Department of Pharmacology, Osaka City University Graduate School of Medicine, Osaka 545-8585, Japan; Department of Urology, Osaka City University Graduate School of Medicine, Osaka 545-8585, Japan.
Department of Urology, Osaka City University Graduate School of Medicine, Osaka 545-8585, Japan.
J Pharmacol Sci. 2020 Jun;143(2):122-126. doi: 10.1016/j.jphs.2020.02.010. Epub 2020 Mar 3.

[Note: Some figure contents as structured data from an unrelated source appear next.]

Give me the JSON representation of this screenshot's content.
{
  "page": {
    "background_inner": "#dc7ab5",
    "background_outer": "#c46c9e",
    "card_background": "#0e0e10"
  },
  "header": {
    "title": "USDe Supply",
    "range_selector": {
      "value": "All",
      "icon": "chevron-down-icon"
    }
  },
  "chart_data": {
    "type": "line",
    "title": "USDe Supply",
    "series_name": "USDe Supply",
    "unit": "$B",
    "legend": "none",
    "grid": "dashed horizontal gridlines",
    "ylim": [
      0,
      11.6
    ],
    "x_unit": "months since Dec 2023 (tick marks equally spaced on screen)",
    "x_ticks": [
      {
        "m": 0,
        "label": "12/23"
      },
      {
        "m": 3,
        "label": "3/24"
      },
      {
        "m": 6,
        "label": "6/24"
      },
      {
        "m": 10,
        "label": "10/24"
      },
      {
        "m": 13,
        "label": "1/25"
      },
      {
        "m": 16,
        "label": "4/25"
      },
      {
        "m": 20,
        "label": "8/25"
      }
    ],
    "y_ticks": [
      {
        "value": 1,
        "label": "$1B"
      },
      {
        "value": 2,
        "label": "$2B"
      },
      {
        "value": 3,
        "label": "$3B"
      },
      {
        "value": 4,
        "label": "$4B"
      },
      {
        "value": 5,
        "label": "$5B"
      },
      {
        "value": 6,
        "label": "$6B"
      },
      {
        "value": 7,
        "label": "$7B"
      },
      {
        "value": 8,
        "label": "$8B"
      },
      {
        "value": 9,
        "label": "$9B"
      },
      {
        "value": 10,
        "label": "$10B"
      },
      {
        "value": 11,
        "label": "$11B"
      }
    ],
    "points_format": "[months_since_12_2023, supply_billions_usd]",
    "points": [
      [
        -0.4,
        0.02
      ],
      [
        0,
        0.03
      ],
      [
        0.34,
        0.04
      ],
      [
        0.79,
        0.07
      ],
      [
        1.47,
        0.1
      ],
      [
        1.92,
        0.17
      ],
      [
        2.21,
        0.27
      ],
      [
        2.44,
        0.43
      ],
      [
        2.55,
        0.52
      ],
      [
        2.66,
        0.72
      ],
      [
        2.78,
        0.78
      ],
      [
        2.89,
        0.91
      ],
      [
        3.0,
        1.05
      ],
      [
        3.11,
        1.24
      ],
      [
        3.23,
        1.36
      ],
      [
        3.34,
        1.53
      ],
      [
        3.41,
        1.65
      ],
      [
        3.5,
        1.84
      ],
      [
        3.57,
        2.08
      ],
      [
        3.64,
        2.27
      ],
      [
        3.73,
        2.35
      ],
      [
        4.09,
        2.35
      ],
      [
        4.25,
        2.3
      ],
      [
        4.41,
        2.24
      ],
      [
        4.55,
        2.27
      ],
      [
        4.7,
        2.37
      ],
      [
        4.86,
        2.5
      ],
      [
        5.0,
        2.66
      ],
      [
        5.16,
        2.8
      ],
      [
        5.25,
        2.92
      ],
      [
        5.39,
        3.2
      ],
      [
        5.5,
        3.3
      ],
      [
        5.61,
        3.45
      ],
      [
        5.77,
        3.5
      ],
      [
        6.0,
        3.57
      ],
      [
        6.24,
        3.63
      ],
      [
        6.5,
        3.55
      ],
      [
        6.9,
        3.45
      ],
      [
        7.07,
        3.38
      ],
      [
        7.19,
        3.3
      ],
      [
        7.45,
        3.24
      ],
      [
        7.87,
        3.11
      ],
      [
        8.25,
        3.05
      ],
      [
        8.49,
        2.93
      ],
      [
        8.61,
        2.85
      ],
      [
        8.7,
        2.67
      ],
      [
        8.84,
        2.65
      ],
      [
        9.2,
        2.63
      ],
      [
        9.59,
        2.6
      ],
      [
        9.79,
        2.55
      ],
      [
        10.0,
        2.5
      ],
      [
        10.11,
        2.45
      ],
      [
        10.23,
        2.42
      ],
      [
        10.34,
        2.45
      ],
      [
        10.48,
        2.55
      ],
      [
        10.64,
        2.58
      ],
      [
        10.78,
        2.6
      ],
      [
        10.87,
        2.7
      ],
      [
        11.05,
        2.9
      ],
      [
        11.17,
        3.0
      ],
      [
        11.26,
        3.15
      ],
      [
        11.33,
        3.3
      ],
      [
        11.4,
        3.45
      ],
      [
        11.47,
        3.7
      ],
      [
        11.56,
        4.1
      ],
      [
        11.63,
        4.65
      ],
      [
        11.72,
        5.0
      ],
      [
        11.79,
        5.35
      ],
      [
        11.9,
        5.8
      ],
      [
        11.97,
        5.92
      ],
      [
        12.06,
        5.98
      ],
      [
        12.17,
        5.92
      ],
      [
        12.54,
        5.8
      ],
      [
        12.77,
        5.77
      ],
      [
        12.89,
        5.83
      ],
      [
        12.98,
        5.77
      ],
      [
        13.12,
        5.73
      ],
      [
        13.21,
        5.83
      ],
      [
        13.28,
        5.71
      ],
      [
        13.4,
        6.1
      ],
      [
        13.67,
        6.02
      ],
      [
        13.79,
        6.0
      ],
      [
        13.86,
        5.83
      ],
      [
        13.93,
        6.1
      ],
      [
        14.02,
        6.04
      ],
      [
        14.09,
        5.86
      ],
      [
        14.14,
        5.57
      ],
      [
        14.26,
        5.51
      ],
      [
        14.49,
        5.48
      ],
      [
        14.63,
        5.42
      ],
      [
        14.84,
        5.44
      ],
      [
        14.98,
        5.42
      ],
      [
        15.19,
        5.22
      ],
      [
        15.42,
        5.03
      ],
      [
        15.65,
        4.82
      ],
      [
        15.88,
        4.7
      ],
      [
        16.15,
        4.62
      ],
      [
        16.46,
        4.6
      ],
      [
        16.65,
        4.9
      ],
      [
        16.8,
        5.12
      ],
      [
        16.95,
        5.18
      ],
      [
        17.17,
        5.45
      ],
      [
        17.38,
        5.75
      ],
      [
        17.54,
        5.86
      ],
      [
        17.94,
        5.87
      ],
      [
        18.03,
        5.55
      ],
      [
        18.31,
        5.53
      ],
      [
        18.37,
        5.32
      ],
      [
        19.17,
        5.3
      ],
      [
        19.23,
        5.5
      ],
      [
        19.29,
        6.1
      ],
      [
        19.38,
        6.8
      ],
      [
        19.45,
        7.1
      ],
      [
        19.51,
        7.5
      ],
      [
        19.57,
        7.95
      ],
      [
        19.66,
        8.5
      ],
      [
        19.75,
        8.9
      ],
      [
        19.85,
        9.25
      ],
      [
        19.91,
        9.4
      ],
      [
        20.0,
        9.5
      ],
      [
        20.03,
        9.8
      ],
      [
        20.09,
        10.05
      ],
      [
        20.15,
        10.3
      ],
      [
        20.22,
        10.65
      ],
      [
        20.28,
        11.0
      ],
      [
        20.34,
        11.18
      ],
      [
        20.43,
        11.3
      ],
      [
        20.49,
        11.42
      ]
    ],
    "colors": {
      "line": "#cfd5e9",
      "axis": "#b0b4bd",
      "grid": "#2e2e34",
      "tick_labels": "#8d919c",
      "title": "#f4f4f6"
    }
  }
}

Tumor blood vessels have leaky and low blood flow properties, which lead to hypoxia and low nutrient levels in the tumor tissue area known as the tumor microenvironment (TME). We reported that the prolyl-hydroxylase (PHD) inhibitor Roxadustat normalized tumor blood vessels, improved tumor tissue perfusion, and re-oxygenated the tumor tissue. Recently, several PHD inhibitors including Roxadustat, Daprodustat, Molidustat, and Vadadustat, were evaluated in clinical trials and approved for treating renal anemia. In this study, we showed that PHD inhibitors reconstituted tumor blood vessels and improved the TME, and some agents exhibited differential effects on tumors in a mouse model.
肿瘤血管具有渗漏和低血流的特性,导致肿瘤组织区域缺氧和营养水平低,即肿瘤微环境(TME)。我们曾报道过脯氨酰羟化酶(PHD)抑制剂罗沙司他可使肿瘤血管正常化,改善肿瘤组织灌注,并重新为肿瘤组织供氧。最近,几种 PHD 抑制剂,包括罗沙司他、达普司他、莫立司他和伐达司他,在临床试验中进行了评估,并被批准用于治疗肾性贫血。在这项研究中,我们表明 PHD 抑制剂可重建肿瘤血管并改善 TME,并且一些药物在小鼠模型中对肿瘤具有不同的作用。